Experimental analysis of dropwise condensation heat transfer on a finned tube: Impact of pitch size

Abstract

Condensation is one of the essential processes in diverse industries due to its widespread use in various industrial applications such as power generation, water desalination, and air conditioning. Much research has been conducted to achieve better efficiencies and better heat transfer performances in condensers in the past decades. Condensation is divided into dropwise and filmwise based on the surface free energy, surface roughnesses, and condensate characteristics. This study investigated the influence of the 1-Octadecanethiol coating on vertically grooved copper tube’s condensation heat transfer characteristics.
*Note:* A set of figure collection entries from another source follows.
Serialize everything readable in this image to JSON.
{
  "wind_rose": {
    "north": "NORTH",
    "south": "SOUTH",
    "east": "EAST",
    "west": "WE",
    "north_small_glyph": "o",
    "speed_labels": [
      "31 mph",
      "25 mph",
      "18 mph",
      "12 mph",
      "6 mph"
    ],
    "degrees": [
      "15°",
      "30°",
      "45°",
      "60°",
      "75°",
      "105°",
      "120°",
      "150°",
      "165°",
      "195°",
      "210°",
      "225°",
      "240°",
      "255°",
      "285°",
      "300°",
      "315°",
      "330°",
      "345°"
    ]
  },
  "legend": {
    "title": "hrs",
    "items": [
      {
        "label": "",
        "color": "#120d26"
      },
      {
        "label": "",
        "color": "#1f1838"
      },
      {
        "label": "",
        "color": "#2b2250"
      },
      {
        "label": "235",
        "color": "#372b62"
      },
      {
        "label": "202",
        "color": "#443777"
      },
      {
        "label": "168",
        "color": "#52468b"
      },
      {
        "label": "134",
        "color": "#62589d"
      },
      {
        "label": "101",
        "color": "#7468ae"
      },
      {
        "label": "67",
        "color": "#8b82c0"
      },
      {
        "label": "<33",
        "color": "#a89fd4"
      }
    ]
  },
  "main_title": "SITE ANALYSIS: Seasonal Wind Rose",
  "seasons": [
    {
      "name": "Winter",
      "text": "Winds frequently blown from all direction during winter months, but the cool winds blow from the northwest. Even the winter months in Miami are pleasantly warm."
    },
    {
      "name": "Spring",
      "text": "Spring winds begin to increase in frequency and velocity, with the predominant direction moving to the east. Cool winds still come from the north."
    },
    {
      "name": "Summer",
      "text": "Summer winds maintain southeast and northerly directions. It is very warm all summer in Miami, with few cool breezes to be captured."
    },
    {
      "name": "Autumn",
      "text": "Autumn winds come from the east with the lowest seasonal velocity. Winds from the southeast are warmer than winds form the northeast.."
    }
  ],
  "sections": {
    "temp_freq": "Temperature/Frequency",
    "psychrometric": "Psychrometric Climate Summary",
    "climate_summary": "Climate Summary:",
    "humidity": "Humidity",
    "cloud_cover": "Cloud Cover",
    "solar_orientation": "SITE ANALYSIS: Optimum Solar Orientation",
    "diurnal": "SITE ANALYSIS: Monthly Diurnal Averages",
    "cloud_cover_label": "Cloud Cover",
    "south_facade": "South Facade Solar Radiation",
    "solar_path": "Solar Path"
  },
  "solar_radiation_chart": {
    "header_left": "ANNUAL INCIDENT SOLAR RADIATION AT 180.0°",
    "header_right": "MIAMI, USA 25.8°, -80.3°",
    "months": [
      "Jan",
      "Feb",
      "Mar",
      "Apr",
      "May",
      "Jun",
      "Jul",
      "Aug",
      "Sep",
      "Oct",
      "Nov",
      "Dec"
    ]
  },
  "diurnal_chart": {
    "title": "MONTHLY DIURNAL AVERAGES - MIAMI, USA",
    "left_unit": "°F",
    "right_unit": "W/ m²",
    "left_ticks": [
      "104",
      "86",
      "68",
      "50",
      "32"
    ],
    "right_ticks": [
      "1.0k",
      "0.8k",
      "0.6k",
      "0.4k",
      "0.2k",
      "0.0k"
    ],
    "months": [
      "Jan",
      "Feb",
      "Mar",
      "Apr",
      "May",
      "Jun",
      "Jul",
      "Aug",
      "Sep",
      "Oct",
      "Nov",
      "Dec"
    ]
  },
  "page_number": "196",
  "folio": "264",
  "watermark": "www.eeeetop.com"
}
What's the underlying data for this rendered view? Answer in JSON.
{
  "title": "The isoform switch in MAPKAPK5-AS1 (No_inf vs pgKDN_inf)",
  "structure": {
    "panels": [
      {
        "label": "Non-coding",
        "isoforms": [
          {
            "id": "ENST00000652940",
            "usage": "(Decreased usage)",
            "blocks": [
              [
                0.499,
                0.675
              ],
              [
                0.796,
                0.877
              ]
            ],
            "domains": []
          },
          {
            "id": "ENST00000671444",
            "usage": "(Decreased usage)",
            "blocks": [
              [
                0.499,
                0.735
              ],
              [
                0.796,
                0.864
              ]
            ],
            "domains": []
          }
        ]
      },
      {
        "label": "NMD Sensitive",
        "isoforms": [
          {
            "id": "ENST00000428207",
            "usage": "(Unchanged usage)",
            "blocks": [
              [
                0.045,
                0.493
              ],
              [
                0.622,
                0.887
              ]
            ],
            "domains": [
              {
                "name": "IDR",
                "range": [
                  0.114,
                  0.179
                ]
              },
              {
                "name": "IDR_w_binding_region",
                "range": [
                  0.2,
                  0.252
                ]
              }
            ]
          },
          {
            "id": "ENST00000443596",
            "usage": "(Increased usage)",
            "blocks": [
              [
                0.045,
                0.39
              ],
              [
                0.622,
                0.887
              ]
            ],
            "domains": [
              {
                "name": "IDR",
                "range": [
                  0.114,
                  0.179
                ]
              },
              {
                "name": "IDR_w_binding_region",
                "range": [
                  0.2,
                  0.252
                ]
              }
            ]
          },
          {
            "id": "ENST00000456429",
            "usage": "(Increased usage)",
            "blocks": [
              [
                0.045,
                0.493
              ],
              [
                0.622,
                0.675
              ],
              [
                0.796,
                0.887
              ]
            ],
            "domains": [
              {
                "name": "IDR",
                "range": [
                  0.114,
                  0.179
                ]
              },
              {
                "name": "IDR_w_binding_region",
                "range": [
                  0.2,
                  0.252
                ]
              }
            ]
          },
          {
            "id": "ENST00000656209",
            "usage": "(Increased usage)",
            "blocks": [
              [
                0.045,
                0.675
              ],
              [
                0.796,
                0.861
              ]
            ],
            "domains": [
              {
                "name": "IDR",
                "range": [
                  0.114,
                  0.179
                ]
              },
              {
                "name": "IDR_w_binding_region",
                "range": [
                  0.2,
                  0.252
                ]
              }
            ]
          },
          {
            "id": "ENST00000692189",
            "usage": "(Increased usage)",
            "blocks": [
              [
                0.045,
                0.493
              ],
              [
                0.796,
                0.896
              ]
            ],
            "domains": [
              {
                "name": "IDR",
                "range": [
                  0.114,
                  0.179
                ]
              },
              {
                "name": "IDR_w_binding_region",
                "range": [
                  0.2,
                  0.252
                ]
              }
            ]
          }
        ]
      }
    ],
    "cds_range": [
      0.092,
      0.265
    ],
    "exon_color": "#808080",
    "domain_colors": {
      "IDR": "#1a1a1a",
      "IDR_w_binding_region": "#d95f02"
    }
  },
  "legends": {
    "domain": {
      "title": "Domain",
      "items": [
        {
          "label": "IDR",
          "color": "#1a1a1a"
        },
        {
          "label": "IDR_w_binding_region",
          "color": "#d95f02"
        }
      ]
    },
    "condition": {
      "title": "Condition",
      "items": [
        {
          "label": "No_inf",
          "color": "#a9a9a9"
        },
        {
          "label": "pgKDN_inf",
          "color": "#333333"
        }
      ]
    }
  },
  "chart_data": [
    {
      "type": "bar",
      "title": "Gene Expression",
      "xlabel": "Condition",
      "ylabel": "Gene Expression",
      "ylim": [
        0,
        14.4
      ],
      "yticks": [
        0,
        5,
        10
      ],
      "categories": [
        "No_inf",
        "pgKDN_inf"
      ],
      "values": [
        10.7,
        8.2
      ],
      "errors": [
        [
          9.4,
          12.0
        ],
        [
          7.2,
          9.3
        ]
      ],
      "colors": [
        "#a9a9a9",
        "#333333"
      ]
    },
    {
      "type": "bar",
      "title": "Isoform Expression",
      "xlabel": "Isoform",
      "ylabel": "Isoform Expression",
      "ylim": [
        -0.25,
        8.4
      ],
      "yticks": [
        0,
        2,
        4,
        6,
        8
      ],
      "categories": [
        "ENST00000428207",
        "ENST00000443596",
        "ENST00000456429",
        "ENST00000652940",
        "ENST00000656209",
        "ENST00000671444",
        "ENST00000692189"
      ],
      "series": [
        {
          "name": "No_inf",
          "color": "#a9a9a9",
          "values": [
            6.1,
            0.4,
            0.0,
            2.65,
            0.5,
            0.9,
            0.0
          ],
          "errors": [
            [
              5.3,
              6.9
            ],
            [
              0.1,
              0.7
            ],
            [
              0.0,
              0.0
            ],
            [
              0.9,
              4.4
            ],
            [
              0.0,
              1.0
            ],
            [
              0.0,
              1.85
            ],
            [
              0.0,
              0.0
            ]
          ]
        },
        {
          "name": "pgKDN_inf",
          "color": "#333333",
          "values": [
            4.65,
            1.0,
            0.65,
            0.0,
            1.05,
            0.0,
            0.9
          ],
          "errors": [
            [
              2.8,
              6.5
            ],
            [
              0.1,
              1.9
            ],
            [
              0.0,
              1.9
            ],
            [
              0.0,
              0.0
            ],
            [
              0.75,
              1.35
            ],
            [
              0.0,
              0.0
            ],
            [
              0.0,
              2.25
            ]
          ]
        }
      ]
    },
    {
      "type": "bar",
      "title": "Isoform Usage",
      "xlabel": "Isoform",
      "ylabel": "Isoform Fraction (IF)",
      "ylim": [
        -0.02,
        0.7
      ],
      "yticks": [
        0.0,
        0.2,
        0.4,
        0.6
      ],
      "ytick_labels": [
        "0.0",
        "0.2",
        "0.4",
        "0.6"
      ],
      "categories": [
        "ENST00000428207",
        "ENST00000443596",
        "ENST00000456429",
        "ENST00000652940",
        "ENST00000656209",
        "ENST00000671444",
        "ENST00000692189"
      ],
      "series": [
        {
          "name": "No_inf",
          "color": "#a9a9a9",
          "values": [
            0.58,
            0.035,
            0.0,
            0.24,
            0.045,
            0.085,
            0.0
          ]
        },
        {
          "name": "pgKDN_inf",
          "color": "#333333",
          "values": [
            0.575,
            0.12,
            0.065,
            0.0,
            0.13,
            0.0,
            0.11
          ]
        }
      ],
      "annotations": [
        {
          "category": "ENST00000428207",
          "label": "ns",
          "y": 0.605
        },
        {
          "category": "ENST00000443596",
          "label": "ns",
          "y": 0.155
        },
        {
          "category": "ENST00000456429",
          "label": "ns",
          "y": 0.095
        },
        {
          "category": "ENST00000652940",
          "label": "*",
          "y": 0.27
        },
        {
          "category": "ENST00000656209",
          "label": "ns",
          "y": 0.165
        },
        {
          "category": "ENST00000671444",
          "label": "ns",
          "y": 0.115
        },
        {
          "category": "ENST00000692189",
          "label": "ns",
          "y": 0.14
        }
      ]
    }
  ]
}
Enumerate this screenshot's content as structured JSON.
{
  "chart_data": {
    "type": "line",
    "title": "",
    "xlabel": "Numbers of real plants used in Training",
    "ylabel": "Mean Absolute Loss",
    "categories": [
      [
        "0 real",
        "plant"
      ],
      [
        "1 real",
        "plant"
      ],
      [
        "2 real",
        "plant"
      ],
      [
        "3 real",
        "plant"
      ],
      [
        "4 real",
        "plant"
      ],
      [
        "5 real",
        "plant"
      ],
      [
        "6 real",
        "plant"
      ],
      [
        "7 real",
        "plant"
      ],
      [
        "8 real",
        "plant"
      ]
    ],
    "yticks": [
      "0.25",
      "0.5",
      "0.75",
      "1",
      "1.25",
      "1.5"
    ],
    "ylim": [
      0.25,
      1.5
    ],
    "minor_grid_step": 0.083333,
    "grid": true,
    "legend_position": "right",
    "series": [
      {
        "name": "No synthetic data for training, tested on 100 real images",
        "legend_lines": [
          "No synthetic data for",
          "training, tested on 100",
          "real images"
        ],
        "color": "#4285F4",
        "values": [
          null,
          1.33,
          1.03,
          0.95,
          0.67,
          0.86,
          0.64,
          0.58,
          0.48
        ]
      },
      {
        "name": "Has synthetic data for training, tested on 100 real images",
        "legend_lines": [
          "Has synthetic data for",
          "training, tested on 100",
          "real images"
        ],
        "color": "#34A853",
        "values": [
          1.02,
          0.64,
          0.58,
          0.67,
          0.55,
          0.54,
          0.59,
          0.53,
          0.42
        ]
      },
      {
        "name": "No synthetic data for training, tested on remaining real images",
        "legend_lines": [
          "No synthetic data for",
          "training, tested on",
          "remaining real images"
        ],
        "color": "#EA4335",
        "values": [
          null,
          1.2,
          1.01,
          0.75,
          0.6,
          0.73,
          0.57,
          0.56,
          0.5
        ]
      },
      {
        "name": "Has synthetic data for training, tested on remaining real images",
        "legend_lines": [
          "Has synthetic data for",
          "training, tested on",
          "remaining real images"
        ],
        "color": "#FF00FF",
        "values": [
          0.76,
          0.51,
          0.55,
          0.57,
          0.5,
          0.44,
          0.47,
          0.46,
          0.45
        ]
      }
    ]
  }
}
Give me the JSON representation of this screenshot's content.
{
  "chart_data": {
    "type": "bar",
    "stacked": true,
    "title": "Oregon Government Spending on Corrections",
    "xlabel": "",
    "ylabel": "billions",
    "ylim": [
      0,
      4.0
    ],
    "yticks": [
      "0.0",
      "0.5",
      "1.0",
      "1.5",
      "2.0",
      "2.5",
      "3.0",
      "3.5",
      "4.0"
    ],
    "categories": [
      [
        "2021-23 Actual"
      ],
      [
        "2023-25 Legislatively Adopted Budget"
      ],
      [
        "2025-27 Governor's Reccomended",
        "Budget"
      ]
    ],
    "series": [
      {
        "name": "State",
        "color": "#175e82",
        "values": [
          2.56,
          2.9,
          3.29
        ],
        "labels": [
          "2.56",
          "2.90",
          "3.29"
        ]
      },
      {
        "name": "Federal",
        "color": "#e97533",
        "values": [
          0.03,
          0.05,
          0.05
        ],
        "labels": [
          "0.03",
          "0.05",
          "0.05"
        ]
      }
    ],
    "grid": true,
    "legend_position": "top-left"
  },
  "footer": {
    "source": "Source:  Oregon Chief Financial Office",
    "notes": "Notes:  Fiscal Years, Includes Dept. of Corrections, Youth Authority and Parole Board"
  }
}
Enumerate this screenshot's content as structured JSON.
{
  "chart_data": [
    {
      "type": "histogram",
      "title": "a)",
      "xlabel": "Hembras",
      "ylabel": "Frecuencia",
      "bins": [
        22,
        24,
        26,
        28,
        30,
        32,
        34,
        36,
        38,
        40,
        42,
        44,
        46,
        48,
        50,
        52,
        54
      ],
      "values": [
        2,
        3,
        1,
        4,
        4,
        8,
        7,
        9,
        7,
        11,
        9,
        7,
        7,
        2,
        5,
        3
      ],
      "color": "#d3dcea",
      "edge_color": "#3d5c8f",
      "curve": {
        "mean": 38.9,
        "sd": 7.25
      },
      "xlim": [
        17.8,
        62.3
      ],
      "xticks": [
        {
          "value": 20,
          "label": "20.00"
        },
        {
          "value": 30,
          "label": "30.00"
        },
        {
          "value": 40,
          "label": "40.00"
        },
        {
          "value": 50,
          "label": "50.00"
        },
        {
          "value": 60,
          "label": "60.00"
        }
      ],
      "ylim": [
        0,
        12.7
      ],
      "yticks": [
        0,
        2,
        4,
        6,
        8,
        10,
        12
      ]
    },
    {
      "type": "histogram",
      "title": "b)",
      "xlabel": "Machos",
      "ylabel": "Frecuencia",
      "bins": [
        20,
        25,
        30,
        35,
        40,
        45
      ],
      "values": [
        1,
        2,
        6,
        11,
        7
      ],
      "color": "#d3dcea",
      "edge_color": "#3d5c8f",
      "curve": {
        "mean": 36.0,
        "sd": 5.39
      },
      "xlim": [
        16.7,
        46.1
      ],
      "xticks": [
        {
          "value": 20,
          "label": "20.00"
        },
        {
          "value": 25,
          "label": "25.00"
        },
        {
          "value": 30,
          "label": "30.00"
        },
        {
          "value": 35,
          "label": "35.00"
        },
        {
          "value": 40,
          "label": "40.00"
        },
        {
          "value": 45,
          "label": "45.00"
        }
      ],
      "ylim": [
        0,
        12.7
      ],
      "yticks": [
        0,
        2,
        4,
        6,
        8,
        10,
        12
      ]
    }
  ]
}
The hydrophobic surfaces have been created using self-assembled monolayers (SAMs) on the pure copper tubes (99.9% Cu). Moreover, four different pitch sizes of 1.5, 2, 2.5, and 3.5 mm have been implemented on the surface. Finally, the heat flux and the heat transfer coefficient as functions of logarithmic mean temperature difference are reported in the result section. For validation, the results obtained from the experiment were compared with available data in the literature, and an acceptable agreement was achieved. According to the results, it was found that the 1.5-mm pitch size has the highest heat flux, and the 3.5-mm pitch size has the lowest heat flux. Additionally, it can be inferred that the maximum heat flux of 696.71 kW/m2 was attributed to the 1.5-mm pitch size for logarithmic mean temperature differences of 64.3 K, which is approximately 1.24 times higher compared to the plain tube.